As the 23.5-inch tall man turned 18 on Sunday, he set the record.

THE GIST

Junrey Balawing is the oldest of four siblings, but measures only 23.5 inches tall.

He stopped growing when was two years old, on Sunday he turned 18.

"He has trouble speaking and standing up, but he is God's blessing to his family and to the community," his father told reporters.

A Filipino blacksmith's son who stopped growing when he was a toddler was declared the world's shortest man Sunday as he celebrated his 18th birthday.

Measuring just 23.5 inches, Junrey Balawing is the oldest of four siblings -- the rest all of normal stature -- born in the rural town of Sindangan on the Philippines' southern island of Mindanao.

"Officially he is the world's shortest man," said Craig Glenday, editor-in-chief of the Guinness Book of World Records who measured Balawing in front of cheering relatives and villagers.

The previous record holder was Khagendra Thapa Magar of Nepal, who was measured in 2010 at just over 26 inches.

"Thank you to all of you for supporting my son, the world's shortest man," Junrey's father, Reynaldo, told a crush of reporters and photographers.

Junrey then blew out a candle on a cake specially made for him, before telling the crowd in a tiny voice in the local dialect: "Kapoy (I'm tired)."

A throng of well-wishers, including politicians, witnessed the official measurement then handed him wads of cash which his parents said would go towards the family's meager savings.

Junrey's father said he had always believed his son to be special.

He said he had been sickly as a toddler and stopped growing when he was two years old, but local doctors who examined him could not diagnose the problem.

His mother, Concepcion, said Junrey has difficulty standing for long periods and has to be assisted when walking.

The couple at first enrolled Junrey at a regular school, but eventually had to pull him out because of his safety -- children would crowd around him and on one occasion nearly crushed him in their curiosity, his relatives said.

His uncle, Paulino Empag, who is the local village chief, said friends and relatives were very protective of Junrey and some considered his special condition a lucky charm for the rural, superstitious community.

"He is a very special boy. He has trouble speaking and standing up, but he is God's blessing to his family and to the community," he said.

After the official announcement, Empag said the family was expected to return to their modest home in the village and celebrate Junrey's birthday.

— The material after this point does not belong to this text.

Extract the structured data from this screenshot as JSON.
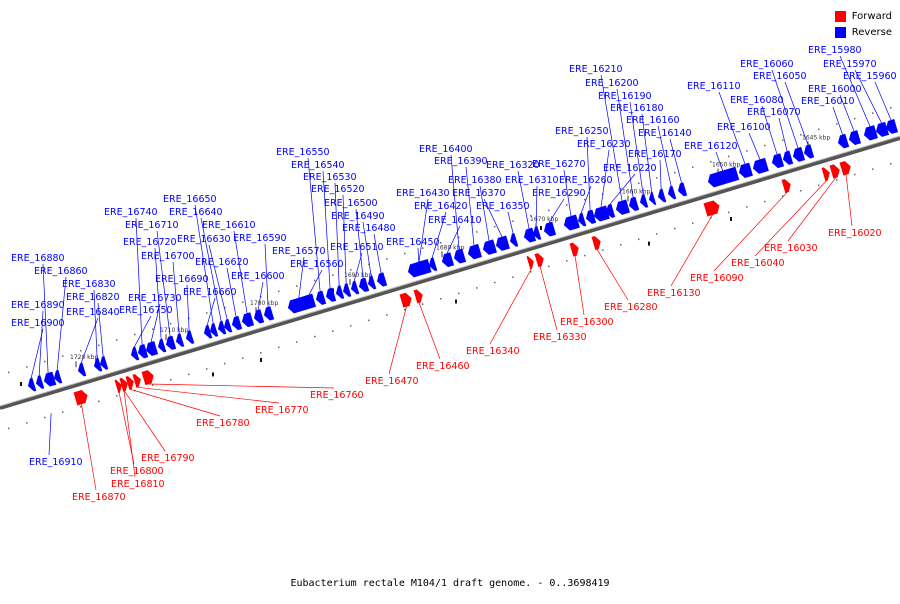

"Noodles and meat have been prepared. We're just happy for him," Empag said.

Empag said he hoped Junrey would learn from his predecessor, Khagendra, and turn his new-found fame into something financially tangible for his impoverished parents.

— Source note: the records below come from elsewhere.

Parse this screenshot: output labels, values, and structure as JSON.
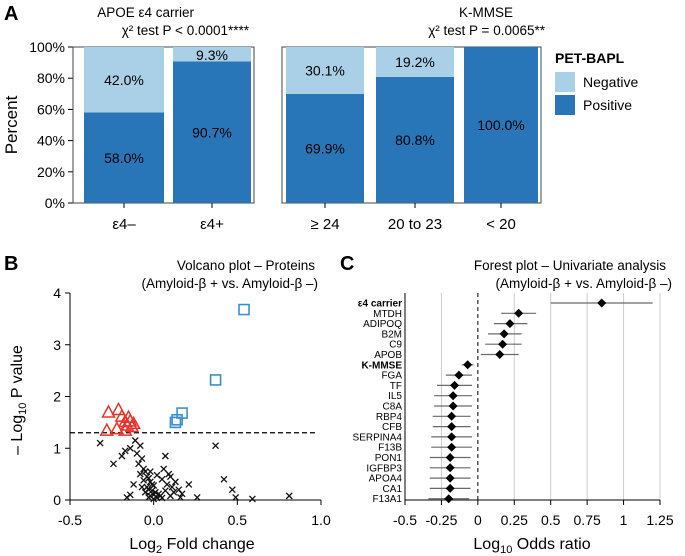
{
  "colors": {
    "negative": "#a9d0e6",
    "positive": "#2876b8",
    "triangle": "#e8322b",
    "square": "#3a8fd0",
    "cross": "#111111",
    "forest_line": "#6a6a6a",
    "grid": "#cccccc"
  },
  "panelA": {
    "letter": "A",
    "ylabel": "Percent",
    "yticks": [
      "0%",
      "20%",
      "40%",
      "60%",
      "80%",
      "100%"
    ],
    "legend": {
      "title": "PET-BAPL",
      "items": [
        "Negative",
        "Positive"
      ]
    }
  },
  "panelB": {
    "letter": "B",
    "title_line1": "Volcano plot – Proteins",
    "title_line2": "(Amyloid-β + vs. Amyloid-β –)",
    "ylabel": "– Log",
    "ylabel_sub": "10",
    "ylabel_end": " P value",
    "xlabel": "Log",
    "xlabel_sub": "2",
    "xlabel_end": " Fold change",
    "xticks": [
      "-0.5",
      "0.0",
      "0.5",
      "1.0"
    ],
    "yticks": [
      "0",
      "1",
      "2",
      "3",
      "4"
    ]
  },
  "panelC": {
    "letter": "C",
    "title_line1": "Forest plot – Univariate analysis",
    "title_line2": "(Amyloid-β + vs. Amyloid-β –)",
    "xlabel": "Log",
    "xlabel_sub": "10",
    "xlabel_end": " Odds ratio",
    "xticks": [
      "-0.5",
      "-0.25",
      "0",
      "0.25",
      "0.5",
      "0.75",
      "1",
      "1.25"
    ]
  },
  "chart_data": [
    {
      "type": "bar",
      "stacked": true,
      "title_line1": "APOE ε4 carrier",
      "title_line2": "χ² test P < 0.0001****",
      "categories": [
        "ε4–",
        "ε4+"
      ],
      "series": [
        {
          "name": "Positive",
          "values": [
            58.0,
            90.7
          ],
          "labels": [
            "58.0%",
            "90.7%"
          ]
        },
        {
          "name": "Negative",
          "values": [
            42.0,
            9.3
          ],
          "labels": [
            "42.0%",
            "9.3%"
          ]
        }
      ],
      "ylim": [
        0,
        100
      ]
    },
    {
      "type": "bar",
      "stacked": true,
      "title_line1": "K-MMSE",
      "title_line2": "χ² test P = 0.0065**",
      "categories": [
        "≥ 24",
        "20 to 23",
        "< 20"
      ],
      "series": [
        {
          "name": "Positive",
          "values": [
            69.9,
            80.8,
            100.0
          ],
          "labels": [
            "69.9%",
            "80.8%",
            "100.0%"
          ]
        },
        {
          "name": "Negative",
          "values": [
            30.1,
            19.2,
            0.0
          ],
          "labels": [
            "30.1%",
            "19.2%",
            ""
          ]
        }
      ],
      "ylim": [
        0,
        100
      ]
    },
    {
      "type": "scatter",
      "title": "Volcano plot – Proteins",
      "xlim": [
        -0.5,
        1.0
      ],
      "ylim": [
        0,
        4
      ],
      "threshold": 1.3,
      "series": [
        {
          "name": "down-significant",
          "marker": "triangle",
          "points": [
            [
              -0.27,
              1.7
            ],
            [
              -0.21,
              1.75
            ],
            [
              -0.17,
              1.52
            ],
            [
              -0.15,
              1.6
            ],
            [
              -0.19,
              1.62
            ],
            [
              -0.16,
              1.45
            ],
            [
              -0.13,
              1.42
            ],
            [
              -0.17,
              1.35
            ],
            [
              -0.12,
              1.48
            ],
            [
              -0.14,
              1.53
            ],
            [
              -0.28,
              1.35
            ],
            [
              -0.22,
              1.38
            ]
          ]
        },
        {
          "name": "up-significant",
          "marker": "square",
          "points": [
            [
              0.54,
              3.68
            ],
            [
              0.37,
              2.32
            ],
            [
              0.17,
              1.68
            ],
            [
              0.13,
              1.5
            ],
            [
              0.14,
              1.55
            ]
          ]
        },
        {
          "name": "not-significant",
          "marker": "cross",
          "points": [
            [
              -0.32,
              1.1
            ],
            [
              -0.24,
              0.7
            ],
            [
              -0.19,
              0.85
            ],
            [
              -0.17,
              0.95
            ],
            [
              -0.14,
              1.0
            ],
            [
              -0.1,
              0.9
            ],
            [
              -0.11,
              1.15
            ],
            [
              -0.08,
              1.05
            ],
            [
              -0.07,
              0.8
            ],
            [
              -0.09,
              0.7
            ],
            [
              -0.06,
              0.6
            ],
            [
              -0.08,
              0.5
            ],
            [
              -0.05,
              0.55
            ],
            [
              -0.04,
              0.45
            ],
            [
              -0.03,
              0.42
            ],
            [
              -0.06,
              0.38
            ],
            [
              -0.02,
              0.35
            ],
            [
              -0.01,
              0.3
            ],
            [
              0.0,
              0.28
            ],
            [
              -0.04,
              0.25
            ],
            [
              -0.03,
              0.2
            ],
            [
              -0.01,
              0.18
            ],
            [
              0.01,
              0.15
            ],
            [
              0.0,
              0.1
            ],
            [
              -0.02,
              0.08
            ],
            [
              0.02,
              0.05
            ],
            [
              0.03,
              0.12
            ],
            [
              0.04,
              0.08
            ],
            [
              0.05,
              0.04
            ],
            [
              -0.05,
              0.15
            ],
            [
              0.0,
              0.02
            ],
            [
              -0.03,
              0.05
            ],
            [
              -0.07,
              0.25
            ],
            [
              0.06,
              0.6
            ],
            [
              0.07,
              0.85
            ],
            [
              0.09,
              0.5
            ],
            [
              0.05,
              0.4
            ],
            [
              0.08,
              0.3
            ],
            [
              0.11,
              0.25
            ],
            [
              0.12,
              0.15
            ],
            [
              0.1,
              0.45
            ],
            [
              0.13,
              0.35
            ],
            [
              0.15,
              0.2
            ],
            [
              0.17,
              0.12
            ],
            [
              0.16,
              0.05
            ],
            [
              0.21,
              0.3
            ],
            [
              0.26,
              0.05
            ],
            [
              0.37,
              1.05
            ],
            [
              0.42,
              0.4
            ],
            [
              0.47,
              0.2
            ],
            [
              0.49,
              0.05
            ],
            [
              0.59,
              0.02
            ],
            [
              0.81,
              0.08
            ],
            [
              -0.14,
              0.1
            ],
            [
              -0.16,
              0.05
            ],
            [
              -0.12,
              0.3
            ],
            [
              0.02,
              0.48
            ],
            [
              -0.02,
              0.55
            ],
            [
              0.07,
              0.18
            ],
            [
              0.1,
              0.08
            ]
          ]
        }
      ]
    },
    {
      "type": "forest",
      "title": "Forest plot – Univariate analysis",
      "xlim": [
        -0.5,
        1.25
      ],
      "rows": [
        {
          "label": "ε4 carrier",
          "bold": true,
          "est": 0.85,
          "lo": 0.5,
          "hi": 1.2
        },
        {
          "label": "MTDH",
          "bold": false,
          "est": 0.28,
          "lo": 0.16,
          "hi": 0.4
        },
        {
          "label": "ADIPOQ",
          "bold": false,
          "est": 0.22,
          "lo": 0.11,
          "hi": 0.34
        },
        {
          "label": "B2M",
          "bold": false,
          "est": 0.18,
          "lo": 0.07,
          "hi": 0.3
        },
        {
          "label": "C9",
          "bold": false,
          "est": 0.17,
          "lo": 0.05,
          "hi": 0.3
        },
        {
          "label": "APOB",
          "bold": false,
          "est": 0.15,
          "lo": 0.02,
          "hi": 0.28
        },
        {
          "label": "K-MMSE",
          "bold": true,
          "est": -0.07,
          "lo": -0.11,
          "hi": -0.03
        },
        {
          "label": "FGA",
          "bold": false,
          "est": -0.13,
          "lo": -0.22,
          "hi": -0.04
        },
        {
          "label": "TF",
          "bold": false,
          "est": -0.16,
          "lo": -0.28,
          "hi": -0.04
        },
        {
          "label": "IL5",
          "bold": false,
          "est": -0.17,
          "lo": -0.3,
          "hi": -0.04
        },
        {
          "label": "C8A",
          "bold": false,
          "est": -0.17,
          "lo": -0.3,
          "hi": -0.04
        },
        {
          "label": "RBP4",
          "bold": false,
          "est": -0.18,
          "lo": -0.31,
          "hi": -0.05
        },
        {
          "label": "CFB",
          "bold": false,
          "est": -0.18,
          "lo": -0.31,
          "hi": -0.05
        },
        {
          "label": "SERPINA4",
          "bold": false,
          "est": -0.18,
          "lo": -0.32,
          "hi": -0.04
        },
        {
          "label": "F13B",
          "bold": false,
          "est": -0.18,
          "lo": -0.32,
          "hi": -0.04
        },
        {
          "label": "PON1",
          "bold": false,
          "est": -0.19,
          "lo": -0.33,
          "hi": -0.05
        },
        {
          "label": "IGFBP3",
          "bold": false,
          "est": -0.19,
          "lo": -0.33,
          "hi": -0.05
        },
        {
          "label": "APOA4",
          "bold": false,
          "est": -0.19,
          "lo": -0.33,
          "hi": -0.05
        },
        {
          "label": "CA1",
          "bold": false,
          "est": -0.19,
          "lo": -0.33,
          "hi": -0.05
        },
        {
          "label": "F13A1",
          "bold": false,
          "est": -0.2,
          "lo": -0.34,
          "hi": -0.06
        }
      ]
    }
  ]
}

"We would like to congratulate Junrey Balawing of the Philippines for being the world's shortest man. This is the way the nature works," Min Bahadur Rana Magar, chairman of Khagendra's foundation, said.

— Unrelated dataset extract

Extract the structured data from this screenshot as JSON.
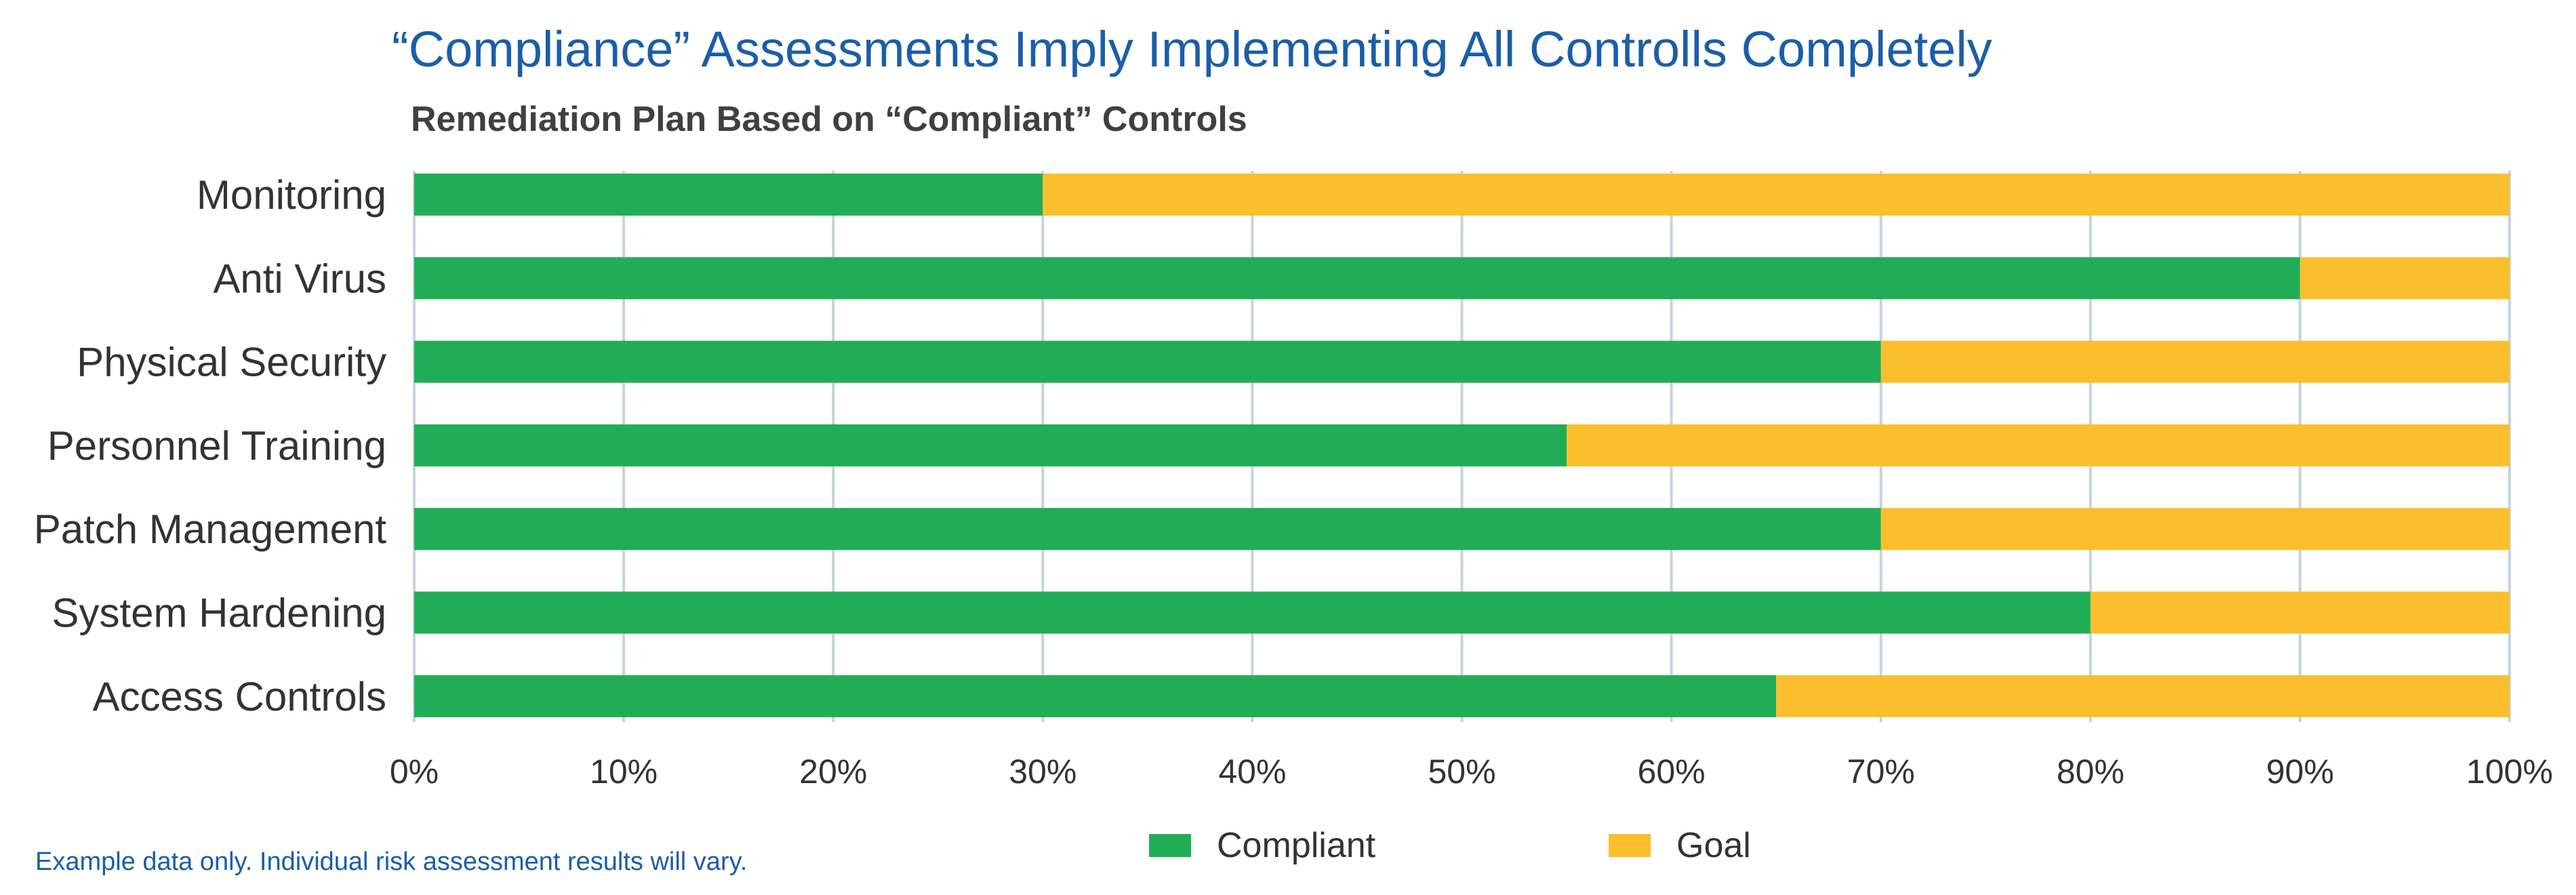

"Khagendra's record was a blessing for him and his family. He entertained everyone he met with his dances and quirks."

Khagendra's stint as world's shortest man saw him travel to more than a dozen countries and make special television appearances in Europe and the United States.

He had also become the official face of Nepal's tourism campaign, which featured him as he smallest man in a country that is home to Mount Everest, the world's highest peak.